Doch ver.di-Sekretär Hilmar Müller aus Bamberg hat die Ereignisse in der Coburger Filiale miterlebt. Er berichtet: "Nach der Betriebsratswahl wurde die Filiale mit Kontrollen überzogen. Es gab Abmahnungen, die Zahl der Beschäftigten wurde von elf auf fünf reduziert, gleichzeitig hat man die Öffnungszeiten verlängert." Beschimpfungen und Drohungen gehörten zum Umgangston. Schließlich wurde der Betriebsrat, zugleich Filialleiter und seit vielen Jahren im Unternehmen, so krank, dass der Arzt ihm riet, den Aufhebungsvertrag zu unterzeichnen. Sein Nachrücker steht nun unter verschärfter Beobachtung, will aber die Arbeit fortsetzen. Zu allem Überfluss muss sich der Betriebsrat weiter mit einer Wahlanfechtungsklage auseinandersetzen, nachdem er in erster Instanz verloren hatte. Die Begründung dafür stand bei Redaktionsschluss noch aus.
Telefonterror
Auch Mitarbeiter/innen anderer Norma-Filialen berichten über rüde Umgangsformen und extremen Arbeitsdruck. Eine Beschäftigte aus einer bayerischen Kleinstadt beschreibt, was nach Abgabe ihrer Krankmeldung passierte: "Telefonterror im Zehn-Minuten-Takt. Ich solle meine Krankmeldung zurücknehmen, da ich sonst meine Kündigung riskiere. Kurz vor 22 Uhr klingelte es, da stand der Bezirksleiter vor der Tür." Er behauptete, die Frau sehe kerngesund aus, er könne die Krankmeldung nicht akzeptieren. Die Beschäftigte hielt dem Druck stand, was bei Norma längst nicht allen gelingt. Unbezahlte Mehrarbeit ist an der Tagesordnung, im Krankheitsfall wird der Lohn nicht gezahlt, Verstöße gegen das Arbeitszeitgesetz sind üblich. Eine Berliner Norma-Beschäftigte berichtet, dass bei 12- oder 14-Stunden-Schichten lediglich zehn Stunden aufgeschrieben und bezahlt werden. Verbreitet ist Arbeit auf Abruf, das heißt, dass Beschäftigte selbst an freien Tagen zu einem Sondereinsatz in die Filiale geholt werden können. Niemand möchte mit seinem Namen zitiert werden. Es herrscht ein Klima der Angst.
Pflichtumsatz
Parallelen zu Lidl und Aldi (Nord und Süd) weist Norma auch in anderer Hinsicht auf. Wie die drei größten deutschen Lebensmittel-Discounter ist Norma ein Familienunternehmen, das sich zu einer Firma mit Milliardenumsätzen entwickelt hat. 1921 als Filialunternehmen von Georg Roth in Fürth gegründet, hatte Norma im Jahr 2007 unter Inhaber Manfred Georg Roth bundesweit rund 1200 Filialen, die nach Angaben der Gesellschaft für Konsumforschung 3,1 Milliarden Umsatz erwirtschafteten. Ebenso wie Aldi und Lidl setzt Norma auf einfache Ladenausstattung, begrenztes Sortiment und äußerst sparsamen Personaleinsatz.

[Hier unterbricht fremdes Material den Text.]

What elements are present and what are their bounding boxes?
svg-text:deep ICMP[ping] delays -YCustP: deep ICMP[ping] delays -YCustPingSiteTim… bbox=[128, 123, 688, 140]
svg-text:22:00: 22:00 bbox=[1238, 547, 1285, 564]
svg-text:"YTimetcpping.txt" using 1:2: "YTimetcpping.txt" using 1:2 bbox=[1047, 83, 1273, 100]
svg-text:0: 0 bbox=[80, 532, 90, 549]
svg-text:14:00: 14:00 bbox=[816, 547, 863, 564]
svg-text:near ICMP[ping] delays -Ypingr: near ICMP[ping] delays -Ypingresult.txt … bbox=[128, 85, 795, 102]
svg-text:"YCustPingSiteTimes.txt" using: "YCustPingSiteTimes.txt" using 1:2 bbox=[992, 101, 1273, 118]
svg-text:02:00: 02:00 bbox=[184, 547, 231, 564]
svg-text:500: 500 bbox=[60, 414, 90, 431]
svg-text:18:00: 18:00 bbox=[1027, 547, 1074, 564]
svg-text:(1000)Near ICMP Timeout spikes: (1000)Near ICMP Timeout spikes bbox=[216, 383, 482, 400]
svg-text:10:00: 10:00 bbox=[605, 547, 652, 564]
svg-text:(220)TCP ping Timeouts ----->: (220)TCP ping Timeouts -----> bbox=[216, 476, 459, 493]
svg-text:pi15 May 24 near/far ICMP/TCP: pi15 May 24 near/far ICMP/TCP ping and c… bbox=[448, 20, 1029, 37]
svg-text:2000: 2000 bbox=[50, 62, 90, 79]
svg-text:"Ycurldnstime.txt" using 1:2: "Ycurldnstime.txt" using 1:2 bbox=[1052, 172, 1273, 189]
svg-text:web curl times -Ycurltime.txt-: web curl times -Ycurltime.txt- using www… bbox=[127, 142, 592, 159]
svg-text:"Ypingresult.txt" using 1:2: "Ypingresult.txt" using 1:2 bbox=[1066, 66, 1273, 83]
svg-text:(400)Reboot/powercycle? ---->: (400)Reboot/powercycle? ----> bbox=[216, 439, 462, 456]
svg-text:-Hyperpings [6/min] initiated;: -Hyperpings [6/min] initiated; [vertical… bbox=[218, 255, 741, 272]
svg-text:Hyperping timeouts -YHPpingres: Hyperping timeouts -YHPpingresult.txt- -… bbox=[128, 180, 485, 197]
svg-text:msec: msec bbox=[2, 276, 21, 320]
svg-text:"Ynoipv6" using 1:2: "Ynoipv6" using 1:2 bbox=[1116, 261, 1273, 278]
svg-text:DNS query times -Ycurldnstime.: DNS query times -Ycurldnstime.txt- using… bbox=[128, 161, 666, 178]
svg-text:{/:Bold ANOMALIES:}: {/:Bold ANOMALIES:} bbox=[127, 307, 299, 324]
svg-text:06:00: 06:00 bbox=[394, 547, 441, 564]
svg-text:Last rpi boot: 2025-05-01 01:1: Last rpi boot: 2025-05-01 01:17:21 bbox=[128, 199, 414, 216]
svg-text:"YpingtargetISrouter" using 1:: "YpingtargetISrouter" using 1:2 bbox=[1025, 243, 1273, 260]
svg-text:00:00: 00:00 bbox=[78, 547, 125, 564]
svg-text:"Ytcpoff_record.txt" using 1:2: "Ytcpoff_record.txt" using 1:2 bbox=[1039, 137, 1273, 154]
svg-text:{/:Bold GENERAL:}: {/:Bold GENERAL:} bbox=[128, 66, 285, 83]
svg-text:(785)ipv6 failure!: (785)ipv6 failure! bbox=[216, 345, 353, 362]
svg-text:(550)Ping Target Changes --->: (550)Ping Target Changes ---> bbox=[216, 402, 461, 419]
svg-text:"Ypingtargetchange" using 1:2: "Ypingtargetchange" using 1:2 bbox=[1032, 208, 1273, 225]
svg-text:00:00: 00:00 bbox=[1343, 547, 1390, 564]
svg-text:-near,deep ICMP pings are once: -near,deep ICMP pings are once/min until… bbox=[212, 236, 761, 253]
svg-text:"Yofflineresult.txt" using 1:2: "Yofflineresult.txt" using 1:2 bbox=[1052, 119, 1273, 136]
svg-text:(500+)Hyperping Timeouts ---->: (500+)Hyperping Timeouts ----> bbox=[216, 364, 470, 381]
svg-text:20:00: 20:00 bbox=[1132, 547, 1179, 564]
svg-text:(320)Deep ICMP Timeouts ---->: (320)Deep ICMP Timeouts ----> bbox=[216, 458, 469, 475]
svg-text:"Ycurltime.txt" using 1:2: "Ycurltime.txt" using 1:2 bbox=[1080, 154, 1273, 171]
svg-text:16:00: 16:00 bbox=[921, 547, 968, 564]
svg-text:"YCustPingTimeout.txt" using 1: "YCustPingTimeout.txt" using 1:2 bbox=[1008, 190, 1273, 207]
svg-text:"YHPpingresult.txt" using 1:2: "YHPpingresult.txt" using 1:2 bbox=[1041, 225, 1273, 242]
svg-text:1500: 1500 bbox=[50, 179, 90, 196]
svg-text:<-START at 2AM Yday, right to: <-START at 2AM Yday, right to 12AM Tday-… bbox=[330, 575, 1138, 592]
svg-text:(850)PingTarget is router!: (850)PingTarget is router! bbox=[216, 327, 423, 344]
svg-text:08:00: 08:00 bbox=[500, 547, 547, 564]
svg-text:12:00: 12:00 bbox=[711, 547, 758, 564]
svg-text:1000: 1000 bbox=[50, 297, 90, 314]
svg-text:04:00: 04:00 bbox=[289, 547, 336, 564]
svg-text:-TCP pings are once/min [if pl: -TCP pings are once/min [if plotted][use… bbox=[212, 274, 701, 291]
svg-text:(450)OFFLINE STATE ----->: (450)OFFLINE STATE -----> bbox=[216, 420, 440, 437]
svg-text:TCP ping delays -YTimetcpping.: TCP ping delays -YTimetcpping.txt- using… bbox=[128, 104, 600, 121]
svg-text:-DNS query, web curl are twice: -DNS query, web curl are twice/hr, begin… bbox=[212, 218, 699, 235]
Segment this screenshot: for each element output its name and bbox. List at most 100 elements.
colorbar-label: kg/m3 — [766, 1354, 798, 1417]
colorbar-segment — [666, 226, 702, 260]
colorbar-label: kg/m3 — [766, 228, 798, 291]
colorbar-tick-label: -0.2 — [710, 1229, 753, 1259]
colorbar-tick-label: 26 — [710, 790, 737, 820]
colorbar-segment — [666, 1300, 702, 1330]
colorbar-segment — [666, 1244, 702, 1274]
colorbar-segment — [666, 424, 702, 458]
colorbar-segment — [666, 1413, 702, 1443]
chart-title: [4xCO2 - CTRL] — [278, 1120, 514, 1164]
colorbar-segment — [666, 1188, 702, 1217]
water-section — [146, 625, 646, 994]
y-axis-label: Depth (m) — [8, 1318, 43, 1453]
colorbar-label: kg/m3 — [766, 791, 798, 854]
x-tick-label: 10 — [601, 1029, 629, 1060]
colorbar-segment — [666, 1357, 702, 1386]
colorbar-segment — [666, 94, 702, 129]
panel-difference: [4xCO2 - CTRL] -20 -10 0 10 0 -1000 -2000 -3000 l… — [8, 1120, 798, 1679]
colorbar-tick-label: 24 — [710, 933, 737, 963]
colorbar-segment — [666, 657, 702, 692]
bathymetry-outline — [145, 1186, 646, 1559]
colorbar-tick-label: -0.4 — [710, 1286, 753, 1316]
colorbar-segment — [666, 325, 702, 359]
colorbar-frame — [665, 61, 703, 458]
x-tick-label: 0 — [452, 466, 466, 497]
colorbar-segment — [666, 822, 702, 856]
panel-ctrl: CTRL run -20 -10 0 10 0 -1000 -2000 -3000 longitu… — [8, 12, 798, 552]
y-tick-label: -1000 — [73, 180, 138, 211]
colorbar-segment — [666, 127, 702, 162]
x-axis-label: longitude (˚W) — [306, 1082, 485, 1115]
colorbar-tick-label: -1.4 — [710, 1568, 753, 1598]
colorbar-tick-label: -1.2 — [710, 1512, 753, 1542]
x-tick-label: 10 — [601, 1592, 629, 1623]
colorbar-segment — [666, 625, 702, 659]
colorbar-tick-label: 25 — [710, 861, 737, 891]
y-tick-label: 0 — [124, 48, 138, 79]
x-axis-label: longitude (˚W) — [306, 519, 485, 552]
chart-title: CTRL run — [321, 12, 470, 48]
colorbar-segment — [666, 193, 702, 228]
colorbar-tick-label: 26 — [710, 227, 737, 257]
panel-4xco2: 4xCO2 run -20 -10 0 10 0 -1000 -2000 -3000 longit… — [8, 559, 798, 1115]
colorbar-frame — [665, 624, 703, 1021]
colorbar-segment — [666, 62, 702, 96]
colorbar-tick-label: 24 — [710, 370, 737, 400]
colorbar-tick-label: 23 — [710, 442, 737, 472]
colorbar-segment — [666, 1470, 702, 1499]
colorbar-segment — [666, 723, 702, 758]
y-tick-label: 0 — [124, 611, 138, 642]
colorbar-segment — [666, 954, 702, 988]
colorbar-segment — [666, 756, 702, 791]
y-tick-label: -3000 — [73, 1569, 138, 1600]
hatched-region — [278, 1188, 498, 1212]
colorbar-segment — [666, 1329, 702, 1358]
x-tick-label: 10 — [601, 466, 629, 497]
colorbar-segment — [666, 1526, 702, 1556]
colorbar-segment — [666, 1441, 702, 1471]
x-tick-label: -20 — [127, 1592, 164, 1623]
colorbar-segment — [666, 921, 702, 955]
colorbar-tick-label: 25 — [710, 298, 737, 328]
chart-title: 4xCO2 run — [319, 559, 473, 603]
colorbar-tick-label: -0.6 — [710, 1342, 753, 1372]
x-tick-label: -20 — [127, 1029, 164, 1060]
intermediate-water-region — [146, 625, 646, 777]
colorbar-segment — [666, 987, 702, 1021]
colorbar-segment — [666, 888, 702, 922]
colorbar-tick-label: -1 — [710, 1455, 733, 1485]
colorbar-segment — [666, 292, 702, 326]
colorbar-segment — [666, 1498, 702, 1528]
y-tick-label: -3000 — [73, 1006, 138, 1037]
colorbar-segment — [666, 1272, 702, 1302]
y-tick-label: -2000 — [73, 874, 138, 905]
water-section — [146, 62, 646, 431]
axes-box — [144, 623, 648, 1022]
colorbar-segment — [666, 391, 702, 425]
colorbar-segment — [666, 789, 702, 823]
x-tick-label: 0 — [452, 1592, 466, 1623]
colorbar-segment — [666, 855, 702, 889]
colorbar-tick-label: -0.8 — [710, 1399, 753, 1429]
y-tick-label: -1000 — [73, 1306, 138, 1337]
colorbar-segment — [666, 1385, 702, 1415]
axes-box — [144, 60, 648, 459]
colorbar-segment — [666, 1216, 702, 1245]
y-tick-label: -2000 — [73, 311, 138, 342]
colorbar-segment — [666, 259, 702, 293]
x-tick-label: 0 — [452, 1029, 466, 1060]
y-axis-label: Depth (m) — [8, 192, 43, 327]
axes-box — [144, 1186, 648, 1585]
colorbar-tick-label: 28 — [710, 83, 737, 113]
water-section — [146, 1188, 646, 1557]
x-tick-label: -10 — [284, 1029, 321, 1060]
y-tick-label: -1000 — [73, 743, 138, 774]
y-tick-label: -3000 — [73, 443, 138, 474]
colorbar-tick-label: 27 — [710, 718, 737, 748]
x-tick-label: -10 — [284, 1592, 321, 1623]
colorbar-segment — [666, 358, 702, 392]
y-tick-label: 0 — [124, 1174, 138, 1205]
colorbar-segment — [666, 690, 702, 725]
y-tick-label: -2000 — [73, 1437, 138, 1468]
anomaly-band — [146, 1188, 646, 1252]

"Bei Norma sind 365 Euro Umsatz pro Personalstunde Pflicht. Diese Leistung wird dem Filialleiter abgefordert, nicht den Bezirksleitern wie bei anderen Discountern", sagt Hilmar Müller. So gibt es Filialen, die mit einer Beschäftigten pro Schicht auskommen müssen, weil die hohen Vorgaben nicht mehr Personal zulassen.